Quarta-feira, 24 de junho de 2026
Por Redação do Jornal O Sul | 24 de junho de 2026
Em plena atividade aos 91 anos, o artista plástico e ilustrador Joaquim da Fonseca é o convidado da próxima edição da série de bate-papos “Roda de Cultura”, do Hotel Praça da Matriz (HPM), a partir das 15h de quarta-feira (1º). O mestre gaúcho da aquarela compartilhará com o público memórias e conhecimentos, executando – ao vivo – uma pintura em aquarela, técnica da qual é considerado um dos grandes mestres no Rio Grande do Sul.
A entrada é gratuita e aberta ao público, porém com vagas limitadas mediante reserva pelo whatsapp (51) 98595-5690. Endereço: Largo João Amorim de Albuquerque nº 72 (a menos de 100 metros do Theatro São Pedro), no Centro Histórico de Porto Alegre.
Sobre o convidado
Alegretense radicado na Capital desde 1948, Joaquim da Fonseca possui trajetória profissional que o torna um nome essencial nas artes plásticas e gráficas do Rio Grande do Sul. Estudou com alguns dos maiores mestres do Instituto de Belas Artes, foi editor da antológica Revista do Globo, integrou a equipe de desenhistas da agência de propaganda MPM, obteve pós-graduação nos Estados Unidos e lecionou durante vários anos em instituições como a UFRGS.
Mas foi a produção constante como pintor e ilustrador que o tornou conhecido além das fronteiras gaúchas, sobretudo com aquarelas que retratam cenários e personagens urbanos ou rurais. Além de telas emolduradas em museus, galerias e coleções particulares, seu estilo inconfundível tem sido colocado a serviço de diversos livros de viagem, autorais ou em parceria com colegas igualmente icônicos – a colaboração com Luis Fernando Verissimo na série aberta por “Traçando Porto Alegre” e que logo se estendeu a Nova York, Roma, Paris, Madrid e Tóquio.

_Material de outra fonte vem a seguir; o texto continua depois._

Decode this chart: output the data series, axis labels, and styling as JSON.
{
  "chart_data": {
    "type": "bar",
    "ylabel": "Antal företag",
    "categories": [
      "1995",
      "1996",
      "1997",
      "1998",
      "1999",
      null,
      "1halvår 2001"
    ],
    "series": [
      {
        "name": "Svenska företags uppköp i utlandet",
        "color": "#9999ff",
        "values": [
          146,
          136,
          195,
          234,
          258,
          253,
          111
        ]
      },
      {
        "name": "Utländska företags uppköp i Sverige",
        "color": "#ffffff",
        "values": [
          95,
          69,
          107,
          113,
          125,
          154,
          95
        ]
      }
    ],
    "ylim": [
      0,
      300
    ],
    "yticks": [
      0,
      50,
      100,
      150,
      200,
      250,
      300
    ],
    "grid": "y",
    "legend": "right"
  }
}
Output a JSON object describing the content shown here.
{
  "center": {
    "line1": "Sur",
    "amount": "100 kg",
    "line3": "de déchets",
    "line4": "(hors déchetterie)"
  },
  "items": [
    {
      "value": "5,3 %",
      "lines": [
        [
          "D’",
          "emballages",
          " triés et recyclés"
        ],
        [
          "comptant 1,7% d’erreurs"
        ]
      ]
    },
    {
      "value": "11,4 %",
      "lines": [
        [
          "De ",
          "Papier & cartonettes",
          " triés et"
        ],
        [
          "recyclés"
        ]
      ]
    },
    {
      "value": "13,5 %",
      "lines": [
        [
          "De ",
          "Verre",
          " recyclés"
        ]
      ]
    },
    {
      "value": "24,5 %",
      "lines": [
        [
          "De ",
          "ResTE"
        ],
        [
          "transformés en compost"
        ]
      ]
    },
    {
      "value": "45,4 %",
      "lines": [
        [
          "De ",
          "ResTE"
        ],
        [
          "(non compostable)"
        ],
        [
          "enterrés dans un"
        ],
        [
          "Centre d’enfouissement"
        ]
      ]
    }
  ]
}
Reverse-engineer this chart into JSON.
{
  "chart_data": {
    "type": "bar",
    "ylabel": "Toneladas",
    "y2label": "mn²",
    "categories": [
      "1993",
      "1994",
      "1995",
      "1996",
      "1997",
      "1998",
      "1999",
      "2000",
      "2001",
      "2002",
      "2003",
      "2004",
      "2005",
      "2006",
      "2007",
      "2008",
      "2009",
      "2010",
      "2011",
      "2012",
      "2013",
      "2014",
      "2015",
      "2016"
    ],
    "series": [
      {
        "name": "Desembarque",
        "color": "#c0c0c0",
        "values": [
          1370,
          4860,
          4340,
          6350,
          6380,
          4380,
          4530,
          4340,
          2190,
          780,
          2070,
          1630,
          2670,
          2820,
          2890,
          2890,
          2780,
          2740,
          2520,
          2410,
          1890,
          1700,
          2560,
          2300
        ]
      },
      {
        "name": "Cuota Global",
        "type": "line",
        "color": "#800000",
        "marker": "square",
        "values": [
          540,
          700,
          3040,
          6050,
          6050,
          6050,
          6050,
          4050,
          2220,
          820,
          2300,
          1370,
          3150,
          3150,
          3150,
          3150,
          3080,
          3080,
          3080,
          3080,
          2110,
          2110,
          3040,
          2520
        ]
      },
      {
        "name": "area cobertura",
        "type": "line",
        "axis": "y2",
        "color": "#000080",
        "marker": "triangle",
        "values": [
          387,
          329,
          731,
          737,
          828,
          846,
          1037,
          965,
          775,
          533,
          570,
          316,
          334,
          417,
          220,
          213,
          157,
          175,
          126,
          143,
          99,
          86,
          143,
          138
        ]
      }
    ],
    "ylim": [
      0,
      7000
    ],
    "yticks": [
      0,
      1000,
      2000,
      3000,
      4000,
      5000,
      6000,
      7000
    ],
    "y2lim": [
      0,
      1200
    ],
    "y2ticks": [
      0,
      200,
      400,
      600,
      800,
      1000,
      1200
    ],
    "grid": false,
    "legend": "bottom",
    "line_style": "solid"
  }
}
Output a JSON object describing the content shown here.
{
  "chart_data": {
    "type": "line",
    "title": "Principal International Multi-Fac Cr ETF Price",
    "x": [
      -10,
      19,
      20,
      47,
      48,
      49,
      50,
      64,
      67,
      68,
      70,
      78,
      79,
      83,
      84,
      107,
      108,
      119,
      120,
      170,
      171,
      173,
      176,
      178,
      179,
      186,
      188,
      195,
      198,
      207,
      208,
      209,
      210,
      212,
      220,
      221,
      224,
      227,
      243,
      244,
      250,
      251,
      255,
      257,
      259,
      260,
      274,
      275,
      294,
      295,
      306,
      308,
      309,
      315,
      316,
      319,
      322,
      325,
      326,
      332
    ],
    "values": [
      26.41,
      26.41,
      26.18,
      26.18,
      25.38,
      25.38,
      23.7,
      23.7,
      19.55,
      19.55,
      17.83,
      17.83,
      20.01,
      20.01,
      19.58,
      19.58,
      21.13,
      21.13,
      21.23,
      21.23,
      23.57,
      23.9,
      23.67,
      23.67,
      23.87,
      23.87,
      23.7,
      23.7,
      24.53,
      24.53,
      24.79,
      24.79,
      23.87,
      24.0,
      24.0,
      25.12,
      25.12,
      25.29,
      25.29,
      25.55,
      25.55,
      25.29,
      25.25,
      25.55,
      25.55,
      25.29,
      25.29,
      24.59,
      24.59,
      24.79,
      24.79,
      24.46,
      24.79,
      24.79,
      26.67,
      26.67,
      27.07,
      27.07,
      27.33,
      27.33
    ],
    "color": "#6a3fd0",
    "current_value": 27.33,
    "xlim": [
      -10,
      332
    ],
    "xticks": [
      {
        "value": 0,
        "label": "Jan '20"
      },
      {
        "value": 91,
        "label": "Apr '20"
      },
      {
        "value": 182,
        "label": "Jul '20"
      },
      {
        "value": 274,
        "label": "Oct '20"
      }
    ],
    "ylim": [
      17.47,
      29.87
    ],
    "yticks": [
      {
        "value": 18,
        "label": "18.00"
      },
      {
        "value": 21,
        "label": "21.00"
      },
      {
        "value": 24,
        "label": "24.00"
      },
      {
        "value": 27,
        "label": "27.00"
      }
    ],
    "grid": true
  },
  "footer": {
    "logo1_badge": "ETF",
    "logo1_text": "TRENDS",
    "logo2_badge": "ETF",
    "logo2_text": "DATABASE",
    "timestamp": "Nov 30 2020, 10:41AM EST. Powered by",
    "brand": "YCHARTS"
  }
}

O gestor cultural Cézar Prestes define a obra do amigo de longa data: “A genialidade em brincar entre o figurativo e o abstrato, com traços e manchas de cor sugestivas, fazem suas aquarelas terem vida, como se o espectador estivesse vendo um filme. Joaquim tem uma capacidade especial de retratar o entorno com olhar sensível para cenários e costumes, resultando em um “carimbo” que faz dele uma referência nacional. É também um mestre gentil que divide conhecimento e está sempre apreendendo, inclusive com os jovens”.
Espaço HPM
Inaugurado como imóvel residencial no final da década de 1920, o palacete do Largo João Amorim de Albuquerque nº 72 abriga há 50 anos o Hotel Praça da Matriz. O empreendimento passou por ampla revitalização e, sob o comando da família Patrício desde 2014, hospeda anônimos e famosos, além de abrigar o Espaço Cultural HPM, com foco em exposições, saraus, lançamentos de livros e outros eventos.
A origem do imóvel remonta a Luiz Alves de Castro (1884-1965), o “Capitão Lulu”, dono do famoso cabaré-cassino “Clube dos Caçadores”, instalado de 1914 a 1938 na rua Andrade Neves (a poucas quadras dali) e enaltecido por cronistas e escritores como Erico Verissimo. A fortuna amealhada pelo empresário com a atividade ainda bancou, na mesma época, a construção do imponente edifício que hoje sedia o Espaço Cultural Força e Luz (Rua da Praia).
Contratado por Lulu, o engenheiro e arquiteto teuto-gaúcho Alfred Haasler projetou quatro andares com subsolo, pátio interno e dois diferenciais naquele tempo: garagem e sistema francês para calefação de água, tudo em estilo eclético, com mármores, azulejos e outros materiais importados. O conjunto está inventariado como de interesse histórico pelo Município e contemplado com o programa Monumenta, permitindo a recuperação de fachada, cobertura e estrutura elétrica.
O proprietário não teve muito tempo para aproveitar tamanho requinte, pois migrou no início da década de 1930 para o Rio de Janeiro, ampliando atividades (foi sócio do Cassino da Urca e dono de diversos empreendimentos). Com o decreto federal que em 1946 proibiu os jogos-de-azar, Lulu se desfez do seu patrimônio em Porto Alegre. O palacete junto à Praça da Matriz – até então alugado a terceiros – trocou de mãos e serviu como sede provisória do Clube do Comércio, dentre outras finalidades, até ser adquirido em 1949 por um comerciante cuja nora, Ilita Patrício, mantém hoje com a família o estabelecimento hoteleiro.